On the one hand, it’s sort of impressive (in a Big Brother’s watching, creepy sort of way, but I completely understand how it’s done and there’s potentially as much good as evil, so I’ll let it stand) how Twitter is able to track where you are and insert ads based on that.

For example, when I went to visit the Norfolk / Virginia Beach area at the beginning of June I started to immediately get ads in my Twitter feed for businesses in the northeast Virginia area. (The Twitter app saw what network I was connected to, communicated that back to the mother ship, and Mother started feeding ads for that area – simple.)

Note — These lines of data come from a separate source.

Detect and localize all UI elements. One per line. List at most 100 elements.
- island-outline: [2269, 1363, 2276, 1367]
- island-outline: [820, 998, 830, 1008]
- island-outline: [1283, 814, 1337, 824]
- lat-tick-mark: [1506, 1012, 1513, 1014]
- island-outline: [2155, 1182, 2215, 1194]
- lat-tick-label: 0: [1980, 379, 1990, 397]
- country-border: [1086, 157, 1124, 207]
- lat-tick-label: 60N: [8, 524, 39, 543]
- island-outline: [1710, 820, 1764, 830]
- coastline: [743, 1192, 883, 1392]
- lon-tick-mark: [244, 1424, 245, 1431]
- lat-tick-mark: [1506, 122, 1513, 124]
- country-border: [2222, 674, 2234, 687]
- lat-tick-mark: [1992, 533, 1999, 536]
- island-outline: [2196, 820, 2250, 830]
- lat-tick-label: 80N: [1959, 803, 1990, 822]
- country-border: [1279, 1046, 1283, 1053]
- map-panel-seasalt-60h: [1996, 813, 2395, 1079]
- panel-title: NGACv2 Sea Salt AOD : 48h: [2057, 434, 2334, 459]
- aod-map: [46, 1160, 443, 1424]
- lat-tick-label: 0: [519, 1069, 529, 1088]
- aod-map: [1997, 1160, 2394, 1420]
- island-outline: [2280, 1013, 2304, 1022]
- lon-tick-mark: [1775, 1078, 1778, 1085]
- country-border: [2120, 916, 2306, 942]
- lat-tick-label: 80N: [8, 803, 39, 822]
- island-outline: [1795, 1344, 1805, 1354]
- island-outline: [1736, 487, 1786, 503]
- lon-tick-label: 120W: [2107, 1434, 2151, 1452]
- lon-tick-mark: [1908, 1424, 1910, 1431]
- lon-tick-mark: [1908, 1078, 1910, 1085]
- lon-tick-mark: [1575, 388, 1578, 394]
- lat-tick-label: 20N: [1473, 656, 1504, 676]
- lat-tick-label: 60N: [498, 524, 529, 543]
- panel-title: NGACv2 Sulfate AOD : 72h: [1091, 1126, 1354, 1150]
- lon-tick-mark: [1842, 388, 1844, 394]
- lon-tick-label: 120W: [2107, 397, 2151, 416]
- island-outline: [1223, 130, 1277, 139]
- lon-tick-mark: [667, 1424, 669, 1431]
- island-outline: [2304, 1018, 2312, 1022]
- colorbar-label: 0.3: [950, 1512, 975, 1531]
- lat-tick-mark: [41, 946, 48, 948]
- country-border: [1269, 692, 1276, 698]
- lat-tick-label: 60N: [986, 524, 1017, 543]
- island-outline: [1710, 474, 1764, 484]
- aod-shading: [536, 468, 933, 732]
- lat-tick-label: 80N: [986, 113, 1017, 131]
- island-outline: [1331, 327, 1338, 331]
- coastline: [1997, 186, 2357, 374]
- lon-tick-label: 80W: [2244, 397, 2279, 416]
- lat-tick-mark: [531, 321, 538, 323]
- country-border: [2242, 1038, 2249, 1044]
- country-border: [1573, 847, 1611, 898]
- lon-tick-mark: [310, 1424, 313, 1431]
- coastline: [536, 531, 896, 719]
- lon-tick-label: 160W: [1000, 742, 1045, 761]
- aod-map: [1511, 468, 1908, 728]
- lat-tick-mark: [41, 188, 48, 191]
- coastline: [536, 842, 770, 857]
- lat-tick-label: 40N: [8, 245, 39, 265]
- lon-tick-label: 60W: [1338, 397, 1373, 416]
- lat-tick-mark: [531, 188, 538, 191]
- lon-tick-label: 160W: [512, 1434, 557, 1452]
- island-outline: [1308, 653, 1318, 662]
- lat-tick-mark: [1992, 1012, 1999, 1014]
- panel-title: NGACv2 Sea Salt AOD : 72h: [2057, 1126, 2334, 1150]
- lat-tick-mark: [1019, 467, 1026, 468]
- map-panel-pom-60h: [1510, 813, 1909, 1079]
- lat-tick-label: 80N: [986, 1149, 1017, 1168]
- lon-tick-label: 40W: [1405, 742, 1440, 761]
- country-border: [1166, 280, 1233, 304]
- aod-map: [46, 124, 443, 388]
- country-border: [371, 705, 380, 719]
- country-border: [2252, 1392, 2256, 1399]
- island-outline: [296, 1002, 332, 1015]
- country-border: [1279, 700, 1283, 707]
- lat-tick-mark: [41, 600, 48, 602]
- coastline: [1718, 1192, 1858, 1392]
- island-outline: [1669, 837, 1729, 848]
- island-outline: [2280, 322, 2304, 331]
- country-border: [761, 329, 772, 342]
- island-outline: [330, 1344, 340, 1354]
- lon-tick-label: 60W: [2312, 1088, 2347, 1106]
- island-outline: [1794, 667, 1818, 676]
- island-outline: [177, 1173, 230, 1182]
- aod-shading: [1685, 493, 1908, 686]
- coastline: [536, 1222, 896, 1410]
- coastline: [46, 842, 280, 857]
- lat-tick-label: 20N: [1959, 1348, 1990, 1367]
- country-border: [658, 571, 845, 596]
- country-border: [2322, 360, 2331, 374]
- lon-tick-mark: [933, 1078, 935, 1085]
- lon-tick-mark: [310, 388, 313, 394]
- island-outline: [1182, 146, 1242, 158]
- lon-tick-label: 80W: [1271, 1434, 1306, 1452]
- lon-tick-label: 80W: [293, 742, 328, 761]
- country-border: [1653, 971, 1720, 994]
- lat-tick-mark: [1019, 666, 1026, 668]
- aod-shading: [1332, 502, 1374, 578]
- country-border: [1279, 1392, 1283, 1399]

At risk of giving them ideas though, I have to wonder at the TYPE of ads I got. Almost all of them were for things like car dealerships, utilities, industrial consultants, and so on. With all of the data they have, why aren’t they about 99.9% sure that I live in Southern California? (I mean, simply based on where I’m always connected from, down to the cell tower(s) nearest my home and office.) And if that’s the case and I suddenly vanish for five hours and then show up in Virginia, how hard is it to figure out that I’m travelling? It’s probably irrelevant for a first cut analysis to know if I’m travelling for business or pleasure.

If you know I’m travelling, why would I want a utility company? Or a car dealership? Or a light industrial park real estate ad? How about restaurants? Tourist traps? Theaters?

As invasive and even more creepy as that might be, it might actually be useful.

But then, here I am back at home, well over a month later, and I’m still getting ads like this:

DelMarVa Power?!

Sure, I would love to save energy and money. But for this ad to have anything to do with my reality I would have to have be spending at least $0.01 on power or gas or water or some sort of utility in the Delaware – Maryland – Virginia area.

To repeat, I’ve been back in Los Angeles for over a month.

For an app that has functions that can be really clever, this one can be pretty freakin’ stupid at the same time!